On the other hand, the switch section 50 is in an off state when the memory circuit does not output analog data and is in an off state, and is switched to an on state immediately before the start of output. By keeping the switch unit 50 normally off in this way,
Power consumption in the voltage signal holding unit 30 can be suppressed.

In each of the above embodiments, the pMOS 12 of the voltage signal converter 10 and the pMOS of the voltage signal holder 30 are used.
Although the source voltage Vs is applied to 32, the sources of these MOSs 32 may be grounded instead.

[0027]

As described above, according to the present invention, it is possible to obtain a memory circuit having a simple and compact circuit structure and low power consumption.

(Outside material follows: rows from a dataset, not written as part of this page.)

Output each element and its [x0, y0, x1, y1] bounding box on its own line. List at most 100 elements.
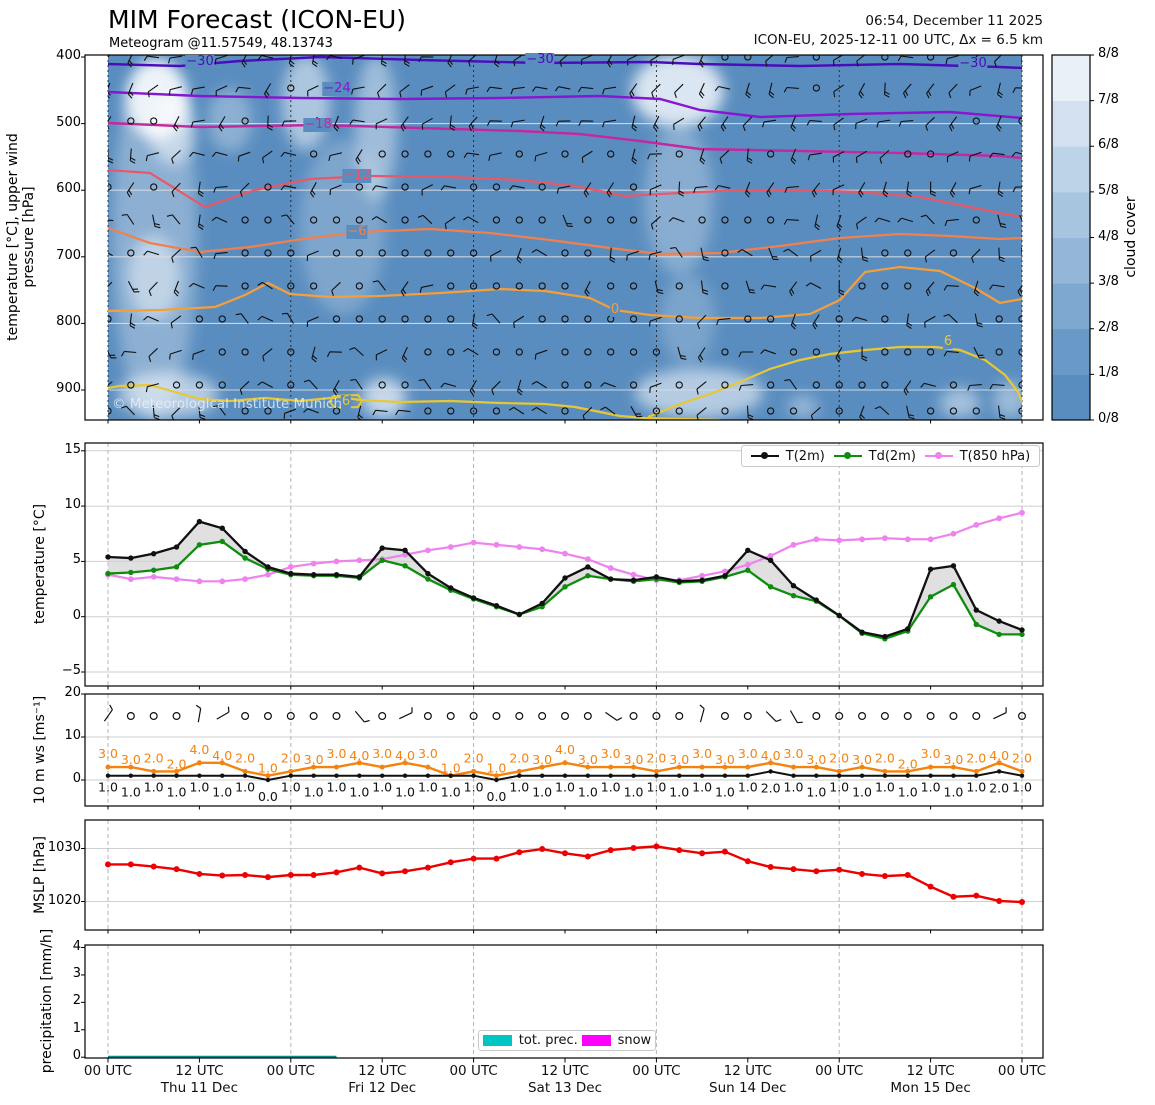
wind-ytick-label: 10: [64, 728, 81, 743]
wind-speed-value-label: 1.0: [852, 785, 872, 800]
upper-ytick-label: 500: [56, 114, 81, 130]
x-day-label: Sat 13 Dec: [527, 1080, 603, 1096]
gust-value-label: 3.0: [601, 746, 621, 761]
issue-datetime: 06:54, December 11 2025: [865, 13, 1043, 29]
temp-ytick-label: −5: [61, 663, 81, 678]
colorbar-tick-label: 7/8: [1098, 91, 1119, 107]
colorbar-tick-label: 1/8: [1098, 365, 1119, 381]
mslp-ytick-label: 1020: [47, 892, 81, 908]
contour-label: −30: [958, 56, 988, 71]
colorbar-tick-label: 5/8: [1098, 182, 1119, 198]
temp-legend-entry: T(2m): [750, 448, 825, 464]
upper-ylabel-line2: pressure [hPa]: [21, 186, 37, 288]
wind-speed-value-label: 1.0: [1012, 780, 1032, 795]
wind-speed-value-label: 1.0: [555, 780, 575, 795]
x-hour-label: 12 UTC: [723, 1063, 772, 1079]
temp-ytick-label: 0: [72, 607, 81, 623]
wind-speed-value-label: 1.0: [144, 780, 164, 795]
wind-speed-value-label: 1.0: [898, 785, 918, 800]
legend-patch-marker: [581, 1035, 611, 1046]
x-day-label: Mon 15 Dec: [890, 1080, 971, 1096]
legend-label: snow: [617, 1033, 652, 1048]
temp-ytick-label: 15: [64, 441, 81, 457]
upper-ytick-label: 700: [56, 247, 81, 263]
gust-value-label: 4.0: [349, 748, 369, 763]
gust-value-label: 1.0: [487, 761, 507, 776]
gust-value-label: 2.0: [144, 750, 164, 765]
gust-value-label: 4.0: [395, 748, 415, 763]
wind-speed-value-label: 1.0: [829, 780, 849, 795]
wind-speed-value-label: 1.0: [601, 780, 621, 795]
gust-value-label: 3.0: [372, 746, 392, 761]
wind-speed-value-label: 1.0: [281, 780, 301, 795]
gust-value-label: 3.0: [121, 752, 141, 767]
gust-value-label: 3.0: [327, 746, 347, 761]
contour-label: −12: [342, 168, 372, 183]
wind-speed-value-label: 1.0: [966, 780, 986, 795]
wind-speed-value-label: 1.0: [806, 785, 826, 800]
wind-speed-value-label: 1.0: [646, 780, 666, 795]
gust-value-label: 3.0: [98, 746, 118, 761]
colorbar-tick-label: 6/8: [1098, 137, 1119, 153]
precipitation-legend: tot. prec. snow: [478, 1030, 656, 1051]
gust-value-label: 2.0: [235, 750, 255, 765]
gust-value-label: 3.0: [715, 752, 735, 767]
wind-speed-value-label: 1.0: [98, 780, 118, 795]
temp-ytick-label: 5: [72, 552, 81, 568]
wind-speed-value-label: 1.0: [464, 780, 484, 795]
upper-panel-ylabel: temperature [°C], upper wind pressure [h…: [5, 133, 37, 341]
upper-ylabel-line1: temperature [°C], upper wind: [5, 133, 21, 341]
gust-value-label: 3.0: [852, 752, 872, 767]
wind-speed-value-label: 1.0: [235, 780, 255, 795]
x-day-label: Sun 14 Dec: [709, 1080, 787, 1096]
wind-speed-value-label: 1.0: [327, 780, 347, 795]
wind-speed-value-label: 1.0: [921, 780, 941, 795]
gust-value-label: 3.0: [532, 752, 552, 767]
gust-value-label: 3.0: [806, 752, 826, 767]
x-hour-label: 00 UTC: [449, 1063, 498, 1079]
wind-speed-value-label: 1.0: [624, 785, 644, 800]
wind-speed-value-label: 0.0: [487, 789, 507, 804]
colorbar-tick-label: 4/8: [1098, 228, 1119, 244]
gust-value-label: 3.0: [418, 746, 438, 761]
gust-value-label: 4.0: [212, 748, 232, 763]
colorbar-tick-label: 3/8: [1098, 274, 1119, 290]
x-hour-label: 12 UTC: [358, 1063, 407, 1079]
wind-speed-value-label: 1.0: [692, 780, 712, 795]
gust-value-label: 2.0: [1012, 750, 1032, 765]
gust-value-label: 4.0: [189, 742, 209, 757]
upper-ytick-label: 900: [56, 381, 81, 396]
colorbar-tick-label: 0/8: [1098, 411, 1119, 426]
gust-value-label: 2.0: [898, 756, 918, 771]
contour-label: −30: [185, 54, 215, 69]
gust-value-label: 2.0: [167, 756, 187, 771]
contour-label: −18: [303, 117, 333, 132]
precip-ytick-label: 3: [72, 965, 81, 981]
x-day-label: Thu 11 Dec: [160, 1080, 239, 1096]
precip-legend-entry: tot. prec.: [482, 1033, 578, 1048]
legend-label: T(2m): [785, 448, 825, 464]
wind-speed-value-label: 1.0: [441, 785, 461, 800]
wind-speed-value-label: 1.0: [121, 785, 141, 800]
model-run-info: ICON-EU, 2025-12-11 00 UTC, Δx = 6.5 km: [753, 32, 1043, 48]
wind-speed-value-label: 0.0: [258, 789, 278, 804]
contour-label: −6: [346, 224, 368, 239]
x-hour-label: 12 UTC: [175, 1063, 224, 1079]
contour-label: −30: [525, 52, 555, 67]
copyright-watermark: © Meteorological Institute Munich: [112, 396, 343, 412]
wind-speed-value-label: 1.0: [349, 785, 369, 800]
wind-speed-value-label: 1.0: [738, 780, 758, 795]
gust-value-label: 2.0: [829, 750, 849, 765]
wind-speed-value-label: 1.0: [669, 785, 689, 800]
gust-value-label: 3.0: [921, 746, 941, 761]
wind-speed-value-label: 1.0: [715, 785, 735, 800]
gust-value-label: 4.0: [555, 742, 575, 757]
temp-legend-entry: T(850 hPa): [924, 449, 1030, 464]
wind-speed-value-label: 1.0: [395, 785, 415, 800]
wind-speed-value-label: 1.0: [578, 785, 598, 800]
mslp-ytick-label: 1030: [47, 839, 81, 855]
wind-speed-value-label: 1.0: [532, 785, 552, 800]
wind-speed-value-label: 1.0: [784, 780, 804, 795]
precip-legend-entry: snow: [581, 1033, 652, 1048]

[Brief description of drawings]

FIG. 1 is a diagram showing a memory circuit according to a first embodiment of the present invention.

FIG. 2 is a diagram showing a memory circuit according to a second embodiment of the present invention.

FIG. 3 is a diagram showing a memory circuit according to a third embodiment of the present invention.

FIG. 4 is a diagram showing a memory circuit according to a fourth exemplary embodiment of the present invention.

FIG. 5 is a diagram showing a memory circuit according to a fifth embodiment of the present invention.

[Explanation of symbols]

 10 voltage signal conversion unit 20 switch unit 30 voltage signal holding unit 40 capacitance

 ─────────────────────────────────────────────────── ─── Continuation of the front page (72) Inventor Akira Osawa 3-5-18 Kitazawa, Setagaya-ku, Tokyo Takayama Building Co., Ltd. (72) Inventor Akira Urushiba 3-5-18 Kitazawa, Setagaya-ku, Tokyo Takayama Building Stock Company Takayamauchi

Claims (5)

[Claims] 1. A first output voltage according to an input voltage applied to each gate of an nMOS and a pMOS,
First voltage signal output means for outputting from an output terminal provided between the MOS and pMOS, and nMOS and pMO
A voltage corresponding to the first output voltage is applied to each gate of S, and a second output voltage corresponding to the applied voltage is output from an output terminal provided between the nMOS and pMOS. It comprises a voltage signal output means and a switch means for controlling an electrical connection state between the first and second voltage signal output means, wherein the second output voltage is the voltage when the switch means is turned off. A memory circuit characterized by being held at a constant value according to the value of an applied voltage. 2. The memory circuit according to claim 1, wherein a capacitance is connected between the second voltage signal output means and the switch means. 3. The switch means is a MOS provided between the output end of the first voltage signal output means and the second voltage signal output means.
The memory circuit according to. 4. The switch means is two MOSs provided between an nMOS and a pMOS of the first voltage signal output means, and the output end is provided between the two MOSs. The memory circuit according to claim 1. 5. The memory circuit according to claim 4, wherein both of the two MOSs are pMOSs or nMOSs.